For $\delta^{(n)}$ individually, we could extend the domain further, it is only necessary that the $n^{\text{th}}$ derivative of $f$ exists at $0$. But when we're looking at extending not only $\delta^{(n)}$ but a large class of distributions, it is sensible to stop at smooth functions.

Systematically, let $\Omega$ be a (nonempty) open subset of $\mathbb{R}^n$ (or more generally a smooth manifold). We let $\mathscr{D}(\Omega)$ denote the space of smooth functions with compact support contained in $\Omega$, and $\mathscr{D}'(\Omega)$ the space of distributions on $\Omega$. Further, we let $\mathscr{E}(\Omega)$ denote the space of smooth functions on $\Omega$, and $\mathscr{E}'(\Omega)$ its topological dual. I omit a discussion of the (usual) topologies these spaces are endowed with and refer to the literature for that.

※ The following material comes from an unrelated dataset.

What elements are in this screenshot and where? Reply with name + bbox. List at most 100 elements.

For a distribution $T \in \mathscr{D}'(\Omega)$, we say that $T$ vanishes on the open subset $W \subset \Omega$ if $T[\varphi] = 0$ for all $\varphi \in \mathscr{D}(\Omega)$ with $\operatorname{supp} \varphi \subset W$. We denote that by $T\lvert_{\mathscr{D}(W)} \equiv 0$. Since $\mathscr{D}(W)$ has a canonical inclusion into $\mathscr{D}(\Omega)$, that is only a slight abuse of notation. We define the support of $T$ as the complement of the largest open subset of $\Omega$ on which it vanishes,

$$\operatorname{supp} T = \Omega \setminus \bigcup \bigl\{ W \subset \Omega : W\text{ open and } T\lvert_{\mathscr{D}(W)} \equiv 0\bigr\}.$$

Then we can identify $\mathscr{E}'(\Omega)$ with the space of distributions on $\Omega$ with compact support, $\{ T \in \mathscr{D}'(\Omega) : \operatorname{supp} T \text{ is compact}\}$. For if $T$ is a distribution with compact support $K$, we can choose a $\varphi \in \mathscr{D}(\Omega)$ such that $\varphi^{-1}(\{1\})$ is a neighbourhood of $K$, and define

$$\tilde{T}[f] := T[\varphi\cdot f]$$

for $f \in \mathscr{E}(\Omega)$. The functional $\tilde{T}$ does not depend on the choice of $\varphi$, for if $\psi\in \mathscr{D}(\Omega)$ such that $\psi^{-1}(\{1\})$ is a neighbourhood of $K$, then $\varphi\cdot f - \psi\cdot f = (\varphi - \psi)\cdot f$ is, for every $f\in \mathscr{E}(\Omega)$, a test function that vanishes in a neighbourhood of $K$, so $\operatorname{supp} (\varphi - \psi)\cdot f \subset \Omega\setminus \operatorname{supp} T$, whence $T[(\varphi - \psi)\cdot f] = 0$. Since the map $\mu_{\varphi} \colon \mathscr{E}(\Omega) \to \mathscr{D}(\Omega);\; f \mapsto \varphi \cdot f$ is continuous for every $\varphi\in \mathscr{D}(\Omega)$, we have $\tilde{T} \in \mathscr{E}'(\Omega)$.

Conversely, since the inclusion $\mathscr{D}(\Omega) \hookrightarrow \mathscr{E}(\Omega)$ is continuous and has dense image, we have a canonical inclusion $\rho \colon \mathscr{E}'(\Omega) \hookrightarrow \mathscr{D}'(\Omega)$, so every element of $\mathscr{E}'(\Omega)$ "is" a distribution on $\Omega$, and since every neighbourood of $0$ in $\mathscr{E}(\Omega)$ constrains only the behaviour on some compact subset of $\Omega$, that distribution has compact support. One then verifies that $\rho(\tilde{T}) = T$ for $T \in \mathscr{D}'(\Omega)$ with compact support, and $\widetilde{\rho(S)} = S$ for $S \in \mathscr{E}(\Omega)$ to have the identification of $\mathscr{E}'(\Omega)$ with the space of distributions with compact support.